Keeping your Christmas Tree fresh
To keep your Christmas Tree as long as possible, avoid putting it too near a radiator or fireplace. The hotter the interior the more likely it will be to start shedding its needles – part of its natural lifecycle.
Buying it early?
If you are buying it early, keep it outdoors until you are ready to decorate it. Once you bring it in, shave off a small core of the butt just as you would prune cut flowers before they go into a vase.
Keep it damp
Keep trees damp throughout the period you have them in a house either by placing them in a tub full of pebbles and water or wrapping the base with wet newspaper in a stand. They need a surprising amount of water.
Keep it clean!
If you set out a circular skirt out of newspaper, brown paper or wrapping paper at the base of the tree it makes clearing up after Christmas easier. If you are not ready to put your parcels under a tree, try decorating plain with an imprint of potato stamps
Your tree is a canvas
Remember to think of your tree as a canvas when you purchase it; if it isn’t quite symmetrical prune the branches that stick out or seem too close together. The cuttings can be used in decorations elsewhere.
Pick a colour scheme
Pick out a colour scheme to decorate the tree to make the arrangement look more cohesive.
Start with the lights
Start with the lights – we don’t believe you can ever have enough on a tree and these days it is possible to buy solar versions which means they use less energy. Generally 30 lights per foot of the tree look best and tuck the wire away to hide it.
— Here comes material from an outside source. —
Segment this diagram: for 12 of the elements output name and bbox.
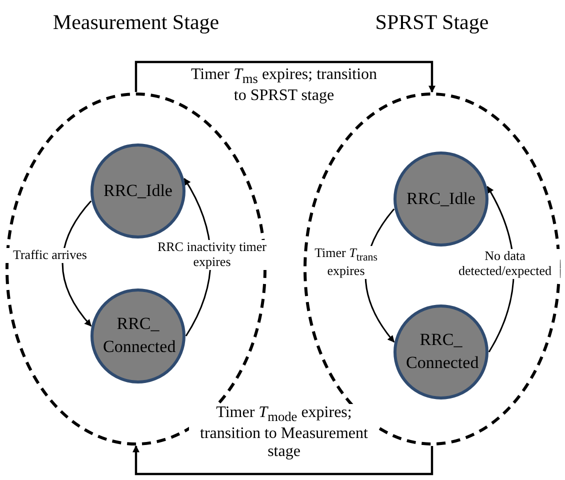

Christmas tree decorations
We have a tradition of buying or making a new decoration every year. It means that when we decorate the tree every year with our children we all have shared memories of the Christmas we had before and gets us into the spirit of the season.
Work your way up the tree
Put the largest baubles at the bottom of the tree and work your way up with smaller ones to the top. Our latest decoration we have is made from a loo paper roll (!). It’s amazing what you can create and then spray with a metallic paint that co-ordinates with your theme.
We also get together with our children and a best friend or two to make mantelpiece arrangements, celebrating the occasion with a cup of tea or glass of wine as we work. Cut Nordic pine branches make a good basis for wreaths. They are also a very simple way of decorating a mantelpiece if you don’t want to go to the trouble of doing an arrangement in an oasis. Just add baubles and lighting to make it look festive.
Don’t forget to make the exterior of your house look fun too with a wreath on your front door. But also topiarised plants outside like box or bay look wonderful lit with solar outdoor lights. Or you could let your shrubs do the talking for you, like Photinia Red Robin which has lovely flame red leaves.
Or the rest of the house
Bases are important in decorating your house to look stylish at Christmas. All sorts of options are now available from baskets through to solid round metal bases. We also have come across a lovely idea of putting a tiny tree in a pot and placing it on a bedside table, coffee table or somewhere else that looks eye-catching in the house. We have a hall cupboard that works well dressed with a tiny tree in pretty tub.